Generic one parameter perturbation of parabolic points with several petals.

• Arnaud Cheritat

With Christiane Rousseau we study generic one-parameter perturbation of holomorphic vector fields in complex dimension one, with the aim of applying this to the study of bifurcation loci of one-parameter families.

Geometric questions on Julia sets.

• Peter HaissinskY (Universite d'Aix-Marseille)

Room: L003 We will address questions coming from quasiconformal geometry that will be specialized to Julia sets of rational maps.

Wandering domains of transcendental functions (joint work with K. Baranski, X. Jarque and B. Karpinska)

• Nuria Fagella (Universitat de Barcelona)

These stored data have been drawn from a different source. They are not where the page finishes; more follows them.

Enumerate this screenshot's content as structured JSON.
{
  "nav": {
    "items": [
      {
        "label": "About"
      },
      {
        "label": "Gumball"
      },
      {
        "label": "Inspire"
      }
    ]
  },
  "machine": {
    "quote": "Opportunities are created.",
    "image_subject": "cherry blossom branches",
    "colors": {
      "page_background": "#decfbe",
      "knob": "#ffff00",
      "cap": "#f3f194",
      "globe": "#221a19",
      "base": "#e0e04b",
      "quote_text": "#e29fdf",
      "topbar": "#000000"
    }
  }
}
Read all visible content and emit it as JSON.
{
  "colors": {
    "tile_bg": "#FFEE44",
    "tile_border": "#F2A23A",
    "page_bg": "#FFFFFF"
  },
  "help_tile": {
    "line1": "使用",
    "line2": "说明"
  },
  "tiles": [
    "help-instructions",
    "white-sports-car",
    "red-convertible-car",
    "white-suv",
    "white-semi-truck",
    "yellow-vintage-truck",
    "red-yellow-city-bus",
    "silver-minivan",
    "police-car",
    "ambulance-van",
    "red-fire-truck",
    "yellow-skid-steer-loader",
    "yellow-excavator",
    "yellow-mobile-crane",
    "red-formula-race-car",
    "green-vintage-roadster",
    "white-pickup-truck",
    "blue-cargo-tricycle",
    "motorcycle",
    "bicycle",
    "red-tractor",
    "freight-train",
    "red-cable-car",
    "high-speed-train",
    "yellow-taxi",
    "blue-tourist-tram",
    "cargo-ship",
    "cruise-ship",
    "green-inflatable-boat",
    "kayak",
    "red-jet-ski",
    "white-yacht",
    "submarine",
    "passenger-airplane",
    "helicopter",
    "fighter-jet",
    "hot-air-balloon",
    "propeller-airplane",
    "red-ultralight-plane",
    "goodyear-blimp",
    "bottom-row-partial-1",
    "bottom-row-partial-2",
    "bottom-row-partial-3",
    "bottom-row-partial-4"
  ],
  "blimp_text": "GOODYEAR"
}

We present several results concerning the relative position of points in the postsingular set $P(f)$ of a meromorphic map $f$ and the boundary of the successive iterates of a wandering component. We shall also construct an oscillating domain in class B on which the iterates are univalent.

Two Moduli Spaces.

• John Milnor (Institute for Mathematical Sciences. Stony Brook)

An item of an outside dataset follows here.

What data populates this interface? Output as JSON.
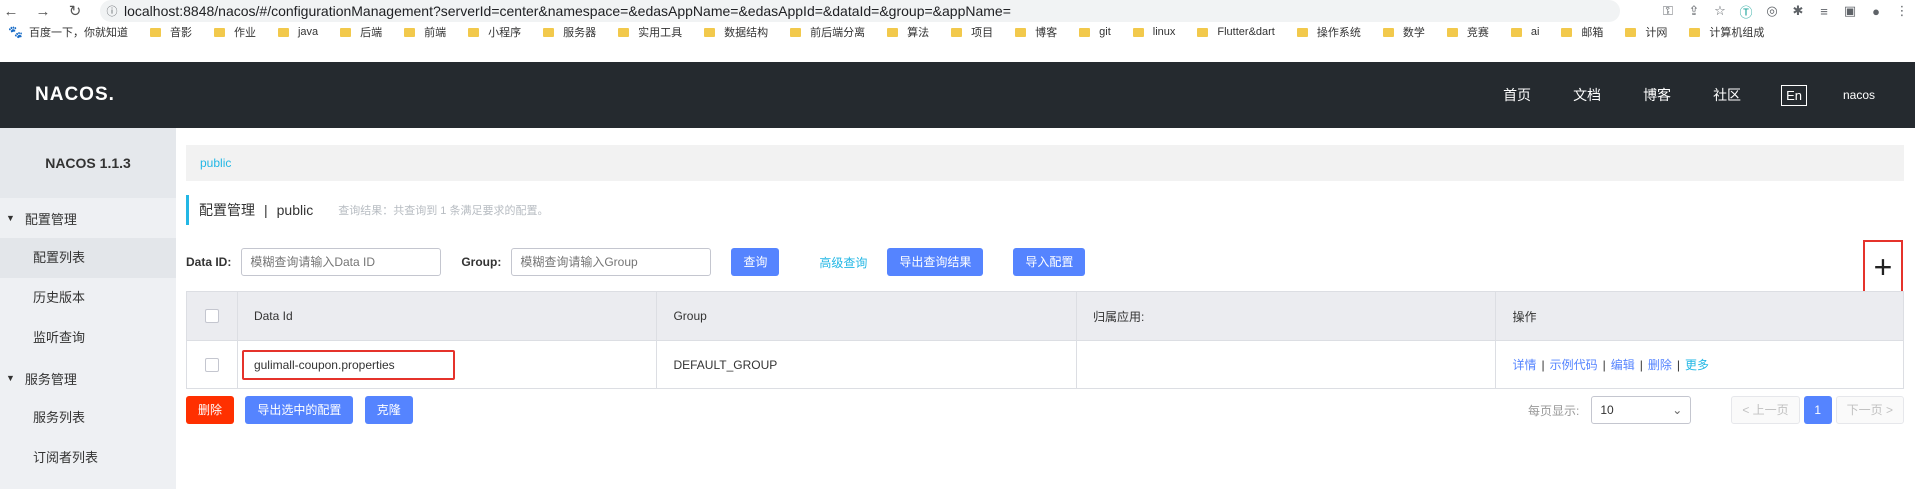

Room: L003 A discussion of two moduli spaces and their awkward topologies: first the space of divisors on the Riemann sphere modulo the action of Moebius automophisms; and second the (compactified) space of curves in the complex projective plane modulo projective automorphisms. This is joint work with Araceli Bonifant.

Computing the conformal dimension of Julia sets by elastic graphs.

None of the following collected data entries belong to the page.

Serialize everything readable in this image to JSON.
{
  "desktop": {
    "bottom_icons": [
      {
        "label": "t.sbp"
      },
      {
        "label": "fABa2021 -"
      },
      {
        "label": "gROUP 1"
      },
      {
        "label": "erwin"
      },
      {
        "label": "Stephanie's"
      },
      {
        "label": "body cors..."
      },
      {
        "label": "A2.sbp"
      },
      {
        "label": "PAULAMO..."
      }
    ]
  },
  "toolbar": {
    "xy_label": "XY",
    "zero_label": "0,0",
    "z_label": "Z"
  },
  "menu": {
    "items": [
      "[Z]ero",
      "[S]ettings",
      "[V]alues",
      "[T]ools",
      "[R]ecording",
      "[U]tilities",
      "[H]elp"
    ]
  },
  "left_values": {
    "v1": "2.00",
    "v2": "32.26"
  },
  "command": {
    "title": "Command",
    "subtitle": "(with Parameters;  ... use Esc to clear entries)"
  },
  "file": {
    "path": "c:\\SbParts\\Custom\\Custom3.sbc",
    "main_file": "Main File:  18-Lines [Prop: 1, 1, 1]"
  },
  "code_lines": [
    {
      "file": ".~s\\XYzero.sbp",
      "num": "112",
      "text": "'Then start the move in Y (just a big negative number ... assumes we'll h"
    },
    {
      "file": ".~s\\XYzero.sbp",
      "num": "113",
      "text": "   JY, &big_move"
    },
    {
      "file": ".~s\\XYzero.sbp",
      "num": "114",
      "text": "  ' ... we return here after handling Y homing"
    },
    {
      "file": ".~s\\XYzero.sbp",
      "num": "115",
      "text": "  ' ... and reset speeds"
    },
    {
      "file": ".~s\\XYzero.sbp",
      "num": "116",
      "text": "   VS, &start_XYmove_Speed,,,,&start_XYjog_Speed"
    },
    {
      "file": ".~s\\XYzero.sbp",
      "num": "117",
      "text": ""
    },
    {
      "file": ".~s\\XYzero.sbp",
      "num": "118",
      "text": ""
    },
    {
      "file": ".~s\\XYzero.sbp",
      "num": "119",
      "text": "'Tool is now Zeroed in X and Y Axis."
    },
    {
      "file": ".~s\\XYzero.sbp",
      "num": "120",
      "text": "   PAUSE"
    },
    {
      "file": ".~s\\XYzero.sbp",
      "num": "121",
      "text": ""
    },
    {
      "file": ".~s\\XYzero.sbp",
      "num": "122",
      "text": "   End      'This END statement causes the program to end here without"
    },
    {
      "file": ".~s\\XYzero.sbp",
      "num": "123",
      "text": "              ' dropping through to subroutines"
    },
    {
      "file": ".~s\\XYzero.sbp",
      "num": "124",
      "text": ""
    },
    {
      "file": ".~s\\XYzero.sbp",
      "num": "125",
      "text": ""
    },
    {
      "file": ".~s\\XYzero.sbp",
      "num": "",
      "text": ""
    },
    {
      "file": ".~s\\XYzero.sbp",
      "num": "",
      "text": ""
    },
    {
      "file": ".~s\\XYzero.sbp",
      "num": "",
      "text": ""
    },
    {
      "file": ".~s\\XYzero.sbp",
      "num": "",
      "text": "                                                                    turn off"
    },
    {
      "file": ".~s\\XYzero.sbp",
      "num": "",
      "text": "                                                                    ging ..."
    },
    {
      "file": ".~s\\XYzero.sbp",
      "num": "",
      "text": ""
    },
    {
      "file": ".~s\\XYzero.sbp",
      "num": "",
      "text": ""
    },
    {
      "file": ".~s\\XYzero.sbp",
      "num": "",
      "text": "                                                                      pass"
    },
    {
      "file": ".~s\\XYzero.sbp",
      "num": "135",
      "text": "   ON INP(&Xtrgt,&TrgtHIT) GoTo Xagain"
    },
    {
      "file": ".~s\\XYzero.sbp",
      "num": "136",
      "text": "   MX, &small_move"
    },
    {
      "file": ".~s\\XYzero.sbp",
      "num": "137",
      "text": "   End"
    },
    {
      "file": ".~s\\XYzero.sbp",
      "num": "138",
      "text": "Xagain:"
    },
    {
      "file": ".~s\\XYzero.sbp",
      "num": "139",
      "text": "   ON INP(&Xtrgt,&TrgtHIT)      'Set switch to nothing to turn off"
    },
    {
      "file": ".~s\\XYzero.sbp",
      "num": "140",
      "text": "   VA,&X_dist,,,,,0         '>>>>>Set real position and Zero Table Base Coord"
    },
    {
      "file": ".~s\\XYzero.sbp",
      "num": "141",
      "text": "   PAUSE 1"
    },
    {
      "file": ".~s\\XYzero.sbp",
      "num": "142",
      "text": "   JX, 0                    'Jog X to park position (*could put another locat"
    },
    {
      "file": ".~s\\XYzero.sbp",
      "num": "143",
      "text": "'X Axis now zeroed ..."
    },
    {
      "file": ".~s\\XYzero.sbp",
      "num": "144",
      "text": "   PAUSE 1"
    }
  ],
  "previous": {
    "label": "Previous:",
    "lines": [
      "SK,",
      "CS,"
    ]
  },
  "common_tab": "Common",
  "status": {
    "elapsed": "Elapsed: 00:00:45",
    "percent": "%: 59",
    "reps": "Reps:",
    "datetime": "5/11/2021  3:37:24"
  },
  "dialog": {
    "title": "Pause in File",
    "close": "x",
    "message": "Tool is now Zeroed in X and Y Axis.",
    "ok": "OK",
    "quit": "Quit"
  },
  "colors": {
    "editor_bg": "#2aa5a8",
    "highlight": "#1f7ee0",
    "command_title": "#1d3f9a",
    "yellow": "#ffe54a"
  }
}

• Dylan Thurston (Indiana University, Bloomington)

One measure of the complexity of a Julia set are various notions of "conformal dimension". We show how to estimate the Ahlfors regular conformal dimension sharply from above and below by using energies of maps between graphs, a refinement of the earlier theorem that characterized rational maps using similar energies. This is joint work with Kevin Pilgrim.

When hyperbolic maps are matings.

• Mary Rees (University of Liverpool)

Room: L003. A mating is a rational map made by combining two polynomials of the same degree in a certain fashion. Matings were a recurring theme in Tan Lei's work, not surprisingly, since the concept was invented by Douady and Hubbard after their extraordinary success in describing the Mandelbrot set in the parameter space of quadratic polynomials. in fact, Tan Lei's thesis was essentially an existence result, prompted by a question of Douady, and showing that matings are in plentiful supply. It was, however, realised early on that not all rational maps can be described in terms of matings of polynomials. Nevertheless, there are regions of the parameter space of quadratic rational maps in which matings do give a good combinatorial description of the parameter space, and describe all hyperbolic rational maps of bitransitive type. I will talk about a relatively new instance of this, in the case where all Fatou components have disjoint closures.

On combInaTorIal types of Cycles under $z^d$

• Carsten Lunde Petersen (INM at Roskilde University)

Room: L003 The talk is based on joint work with Saeed Zakeri. Rotation sets for $z^d$, sets on which $z^d$ is topologically conjugate to a rigid rotation, are well studied in the literature. Much less is known about periodic orbits of other types of combinatorics. To be precise by a combinatorics (of period $q$) we mean a dynamics on $0< x_1 < x_2 < \ldots x_q <1\in\TT := \RR/\ZZ$ fixing $0\equiv 1$ and which acts as a permutation of order $q$ on the $x_i$. Which combinatorics are realized under $z^d$? In how many distinct ways is a given combinatorics realized? How does this number depend on the degree $d$?

Rationality is practically decidable for Nearly Euclidean Thurston maps.

• Kevin Pilgrim (Indiana Universityl. Boomington.)

Room: L003. A Thurston map $f: (S^2, P) \to (S^2, P)$ is \emph{nearly Euclidean} if its postcritical set $P$ has four points and each branch point is simple. We show that the problem of determining whether $f$ is equivalent to a rational map is algorithmically decidable, and we give a practical implementation of this algorithm. Executable code and data from 50,000 examples is tabulated at \url{https://www.math.vt.edu/netmaps/index.php}. This is joint work with W. Floyd and W. Parry.

Cubic Polynomials.

• Pascale ROESCH (Université Paul Sabatier de Toulouse.)

Room: L003 One of Tan Lei's interest was to understand dynamically the space of cubic polynomials. In this talk we will focus on this question.